One of my favorite things about the Rare & Manuscripts Collection in the basement of Cornell’s Kroch Library is that I can request to look at documents like this one, over four-hundred years old, and nobody comes and says, “Excuse me, but you’re a bit young to be doing that, aren’t you?” Granted, this old map was in a picture frame, so relatively speaking I wasn’t handling as preciously fragile a document as most of our other pieces from the 16th century are (the type that require white cloth gloves), but I still felt a lot of responsibility as I cautiously rotated the frame at my desk to examine the old French essay “Islande” on the other side of the glass.

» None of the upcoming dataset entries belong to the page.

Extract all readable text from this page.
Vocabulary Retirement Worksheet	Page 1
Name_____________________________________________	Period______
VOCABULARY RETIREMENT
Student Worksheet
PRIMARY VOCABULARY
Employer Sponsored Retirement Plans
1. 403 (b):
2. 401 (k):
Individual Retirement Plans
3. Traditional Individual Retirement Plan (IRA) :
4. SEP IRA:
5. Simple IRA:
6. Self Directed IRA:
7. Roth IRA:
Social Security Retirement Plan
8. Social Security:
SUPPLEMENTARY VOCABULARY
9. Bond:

What with the picture frame and my inexperience at shooting photographs of dimly lit indoor scenes, my photo of the map above isn’t the best quality, so I’m linking you to a 17th century version so you can check out the details like Mount Hekla in the south-east (perpetuis damnata, which doesn’t sound very inviting), polar bears on icebergs in the north-east, and each of the fourteen fantastical monsters in the waters around the island.
Ortelius’ map, along with a 1555 map by Olaus Magnus with similar attractions, became quite popular in Europe as interesting images of exotic Iceland, a remote and extreme land full of strange people and stranger creatures. These rumor-driven depictions of the country became the norm for much of the 17th century, when not too many Europeans were traveling to Iceland and exciting lies sold better than banal truths.